Virginia Woolf may not have been born at the right time,
since during her life, women were still denied higher education,
but she was born in the right place. The Stephen household was
a bastion of intellectual curiosity, great respect for literature
and an expectation that each member of the family could hold his
or her own intellectually.
Adeline Virginia Stephen was born on January 25th, 1882,
in London, to Sir Leslie Stephen and Julia Duckworth Stephen. Virginia's
father, Sir Leslie Stephen, was a luminary in Britain's intellectual
circles. His work on the Dictionary of National Biography would
still be of significant importance a hundred years after his death,
and his early encouragement and recognition of the talent of then
unknowns like Henry James, Robert Louis Stevenson and Thomas Hardy.
He had married before and been made a widower; his first wife,
Minny, was the daughter of Thackeray, and they'd had a daughter
named Laura before Minny died in 1875. Laura would battle mental
illness her entire life and would eventually die in an institution.
Although shattered, Leslie soon met a beautiful widowed mother
of three named Julia Duckworth. Although a little awed by Leslie's
intellect, Julia fell in love with Leslie and the two married in
1878.
Even before Vanessa, Leslie and Julia's first child together,
was born, the family was sizable. Julia's three children–Stella,
Gerald and George–and Leslie's daughter Laura, made for a full
household. Vanessa Stephen was born in 1878, Thoby in 1882, Virginia in
1882 and Adrian in 1884. Virginia was born into a world in transition,
and would pass her formative years in a shaky new world. Queen
Victoria would die in 1901, WWI would begin in 1914, the British
art world would be enraged by Matisse and Picasso and scandalized
by thinkers like Jung, Einstein and Freud.
Virginia was a deeply sensitive, thoughtful child who
learned to speak late, at the age of three. She was surrounded
early by books and the great intelligence of her parents and her
siblings. Her father was larger-than-life and provided her a model
for intellectual achievement. His massive library was a place of
great allure and great comfort to Virginia. If she wanted to read
a book, she asked her father and he unlocked the library door,
pulled down the book and handed it to her. She read voraciously
and absorbed the ideas and conversations that took place in the
Stephen house, which was a meeting place for a number of great
thinkers. Virginia's godfather, for example, was James Russell Lowell.

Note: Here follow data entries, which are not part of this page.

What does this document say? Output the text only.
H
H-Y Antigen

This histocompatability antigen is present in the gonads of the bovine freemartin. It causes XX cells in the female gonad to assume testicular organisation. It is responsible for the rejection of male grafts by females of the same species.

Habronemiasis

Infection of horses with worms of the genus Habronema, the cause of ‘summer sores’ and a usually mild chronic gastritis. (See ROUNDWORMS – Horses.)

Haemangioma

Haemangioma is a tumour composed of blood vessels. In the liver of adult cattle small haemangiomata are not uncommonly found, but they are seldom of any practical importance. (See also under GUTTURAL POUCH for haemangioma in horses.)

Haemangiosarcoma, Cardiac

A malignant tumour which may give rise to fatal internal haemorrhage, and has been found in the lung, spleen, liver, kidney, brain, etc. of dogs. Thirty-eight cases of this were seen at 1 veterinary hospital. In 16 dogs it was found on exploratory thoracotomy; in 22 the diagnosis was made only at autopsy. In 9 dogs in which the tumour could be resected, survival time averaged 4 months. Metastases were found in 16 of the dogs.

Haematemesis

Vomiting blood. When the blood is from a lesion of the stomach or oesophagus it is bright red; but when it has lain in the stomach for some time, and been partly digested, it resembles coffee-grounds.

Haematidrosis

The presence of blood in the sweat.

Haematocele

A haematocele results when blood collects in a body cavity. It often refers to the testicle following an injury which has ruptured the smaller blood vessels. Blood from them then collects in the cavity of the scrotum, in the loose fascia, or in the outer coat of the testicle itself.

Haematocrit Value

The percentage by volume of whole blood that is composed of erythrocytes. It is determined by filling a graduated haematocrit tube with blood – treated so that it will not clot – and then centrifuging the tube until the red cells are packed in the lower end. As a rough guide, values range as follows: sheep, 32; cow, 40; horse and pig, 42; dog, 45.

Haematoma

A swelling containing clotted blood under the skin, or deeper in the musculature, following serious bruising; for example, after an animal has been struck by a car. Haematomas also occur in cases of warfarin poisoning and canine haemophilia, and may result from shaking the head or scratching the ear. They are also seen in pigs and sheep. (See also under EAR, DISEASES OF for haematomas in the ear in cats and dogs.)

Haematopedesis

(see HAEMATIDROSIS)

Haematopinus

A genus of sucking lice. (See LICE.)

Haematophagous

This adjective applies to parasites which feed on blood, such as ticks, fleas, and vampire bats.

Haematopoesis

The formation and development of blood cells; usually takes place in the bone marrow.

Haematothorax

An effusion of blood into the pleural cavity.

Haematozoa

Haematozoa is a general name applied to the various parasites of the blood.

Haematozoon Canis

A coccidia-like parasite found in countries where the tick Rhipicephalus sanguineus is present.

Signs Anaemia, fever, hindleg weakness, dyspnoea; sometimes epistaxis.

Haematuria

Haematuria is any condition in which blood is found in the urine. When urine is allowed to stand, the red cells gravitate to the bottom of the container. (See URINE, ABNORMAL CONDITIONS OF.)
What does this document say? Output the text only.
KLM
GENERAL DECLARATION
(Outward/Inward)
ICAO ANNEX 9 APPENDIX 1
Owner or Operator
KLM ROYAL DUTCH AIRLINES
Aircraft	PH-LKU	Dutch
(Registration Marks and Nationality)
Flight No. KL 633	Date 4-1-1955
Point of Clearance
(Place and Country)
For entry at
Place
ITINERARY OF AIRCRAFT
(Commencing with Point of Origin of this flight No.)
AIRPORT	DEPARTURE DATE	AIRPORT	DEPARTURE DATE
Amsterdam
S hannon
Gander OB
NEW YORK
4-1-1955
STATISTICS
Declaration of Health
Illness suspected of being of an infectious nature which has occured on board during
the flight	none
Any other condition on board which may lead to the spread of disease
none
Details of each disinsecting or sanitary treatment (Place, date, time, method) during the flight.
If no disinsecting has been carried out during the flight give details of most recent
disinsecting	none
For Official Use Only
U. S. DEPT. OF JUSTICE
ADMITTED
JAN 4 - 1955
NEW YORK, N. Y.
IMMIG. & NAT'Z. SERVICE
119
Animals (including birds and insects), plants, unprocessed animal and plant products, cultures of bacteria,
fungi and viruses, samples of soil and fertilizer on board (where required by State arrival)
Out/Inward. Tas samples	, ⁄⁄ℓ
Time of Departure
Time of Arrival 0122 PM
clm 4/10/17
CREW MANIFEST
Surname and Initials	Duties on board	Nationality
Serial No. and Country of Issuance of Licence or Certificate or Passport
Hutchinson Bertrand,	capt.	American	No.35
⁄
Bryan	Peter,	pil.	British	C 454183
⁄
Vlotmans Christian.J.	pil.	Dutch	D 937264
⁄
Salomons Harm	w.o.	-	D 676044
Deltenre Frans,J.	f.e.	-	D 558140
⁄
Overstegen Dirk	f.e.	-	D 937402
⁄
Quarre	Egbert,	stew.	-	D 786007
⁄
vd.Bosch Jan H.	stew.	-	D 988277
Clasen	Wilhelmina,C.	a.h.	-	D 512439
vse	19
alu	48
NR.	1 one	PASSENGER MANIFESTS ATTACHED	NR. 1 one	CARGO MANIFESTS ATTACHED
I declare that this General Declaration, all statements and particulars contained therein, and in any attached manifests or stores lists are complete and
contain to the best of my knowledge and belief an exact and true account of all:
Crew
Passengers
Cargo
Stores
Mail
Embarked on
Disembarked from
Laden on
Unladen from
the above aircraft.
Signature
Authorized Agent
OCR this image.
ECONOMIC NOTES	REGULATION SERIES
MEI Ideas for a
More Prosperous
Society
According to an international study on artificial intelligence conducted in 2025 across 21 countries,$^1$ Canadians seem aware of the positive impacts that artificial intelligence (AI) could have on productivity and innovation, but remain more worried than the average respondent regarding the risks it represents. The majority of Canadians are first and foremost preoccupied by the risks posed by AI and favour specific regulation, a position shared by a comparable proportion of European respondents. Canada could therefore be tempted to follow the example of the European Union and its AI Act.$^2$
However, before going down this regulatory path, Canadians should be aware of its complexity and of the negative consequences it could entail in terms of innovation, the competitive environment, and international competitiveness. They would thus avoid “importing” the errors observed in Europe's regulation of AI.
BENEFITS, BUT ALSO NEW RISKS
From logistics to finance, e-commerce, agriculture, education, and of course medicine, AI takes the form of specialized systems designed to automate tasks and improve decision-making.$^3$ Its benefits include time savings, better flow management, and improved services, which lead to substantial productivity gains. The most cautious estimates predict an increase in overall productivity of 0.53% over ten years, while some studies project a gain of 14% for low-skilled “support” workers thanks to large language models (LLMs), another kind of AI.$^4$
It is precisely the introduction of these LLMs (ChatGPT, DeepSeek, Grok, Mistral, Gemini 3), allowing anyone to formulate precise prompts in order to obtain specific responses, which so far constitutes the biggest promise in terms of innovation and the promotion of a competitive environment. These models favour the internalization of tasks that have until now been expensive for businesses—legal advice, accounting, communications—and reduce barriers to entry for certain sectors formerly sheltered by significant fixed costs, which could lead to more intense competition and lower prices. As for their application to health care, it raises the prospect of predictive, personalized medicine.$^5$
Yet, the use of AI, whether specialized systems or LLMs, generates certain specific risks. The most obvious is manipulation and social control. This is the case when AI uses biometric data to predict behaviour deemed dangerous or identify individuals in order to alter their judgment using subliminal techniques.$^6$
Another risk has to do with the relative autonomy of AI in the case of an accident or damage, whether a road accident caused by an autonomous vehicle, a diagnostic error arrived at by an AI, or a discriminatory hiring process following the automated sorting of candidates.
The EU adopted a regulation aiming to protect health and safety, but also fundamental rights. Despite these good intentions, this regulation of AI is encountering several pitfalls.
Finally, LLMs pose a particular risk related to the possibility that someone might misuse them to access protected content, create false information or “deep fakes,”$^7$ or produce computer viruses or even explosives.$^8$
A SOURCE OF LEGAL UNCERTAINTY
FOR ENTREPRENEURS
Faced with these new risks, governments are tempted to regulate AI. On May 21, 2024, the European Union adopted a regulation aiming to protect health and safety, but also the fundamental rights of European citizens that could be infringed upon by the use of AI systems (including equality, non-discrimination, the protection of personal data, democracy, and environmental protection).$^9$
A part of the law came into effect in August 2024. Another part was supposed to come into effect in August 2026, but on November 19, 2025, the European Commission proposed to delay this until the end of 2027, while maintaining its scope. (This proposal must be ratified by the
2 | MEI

Virginia was an unusually pensive child who, nevertheless,
had an amusing sense of humor. Her mischievous nature lead to a
nickname of "Goat." All of the Stephen children were beautiful,
and Virginia in particular had clear jade-colored eyes and elegant
features. Vanessa and Virginia were extremely close and rarely
apart. They deeply admired one another, and would for the rest of
their lives. Almost from the start, they announced their life's
plan: Vanessa would be a painter and Virginia would be a writer.
In fact, in the Stephen nursery, which took up the top two floors
at twenty-two Hyde Gate, Virginia would make up bedtime stories
for her siblings.
Leslie and Julia decided to educate the children at the
house before sending Thoby and Adrian off to university. Both parents, though
good-natured in general, were impatient teachers. Julia had Virginia
studying French and Latin at age six. Despite losing his temper
with Virginia and Vanessa when they had difficulty with their mathematics
lessons, Leslie could enchant his children by reading them Sir
Walter Scott out loud, then asking them what they thought of the
work. However, Virginia and Vanessa's education was only to go so
far. They were encouraged-expected, really-to acquire what were
then called "accomplishments": proficiency at some musical instrument,
passable drawing skill, graceful manners. These were traits that
made one marriageable, and that was the goal for women then. Virginia
felt this injustice acutely. While Vanessa took to painting and
drawing with a passion, Virginia began producing a little household
periodical she called Hyde Park Gate News.
Although Julia's children from her first marriage, Gerald,
George and Stella, were quite a bit older than the Stephen children,
they had an enormous impact on Virginia's life. George Duckworth,
Virginia's handsome, effusive, affectionate and kind older stepbrother, made
what Virginia's biographer and nephew Quentin Bell calls "incestuous
advances" and abused both Virginia and Vanessa for a number of
years.
Yet the Stephens were also a traditional Victorian family
in that the male children were expected to head off to university–Cambridge,
Oxford, etc–at some point while the daughters were supposed to
learn a few charming skills and marry well. This was what the family
expected of Virginia and Vanessa, even as they pushed them to be
intelligent, articulate young women. Virginia was bitterly resentful
and envious of her brother's opportunity and her lack. She made
up for it by reading nearly every book in her father's library.
In fact, by the time she was thirteen, she was reading so much
that her father tired of unlocking the library and pulling down
books for her so he gave her the key. It was a turning point. Having
the key to the library could easily be equated, for Virginia, with
having the key to the world. She spent hours alone with books, and
also spent many hours at the London Library and the British Museum.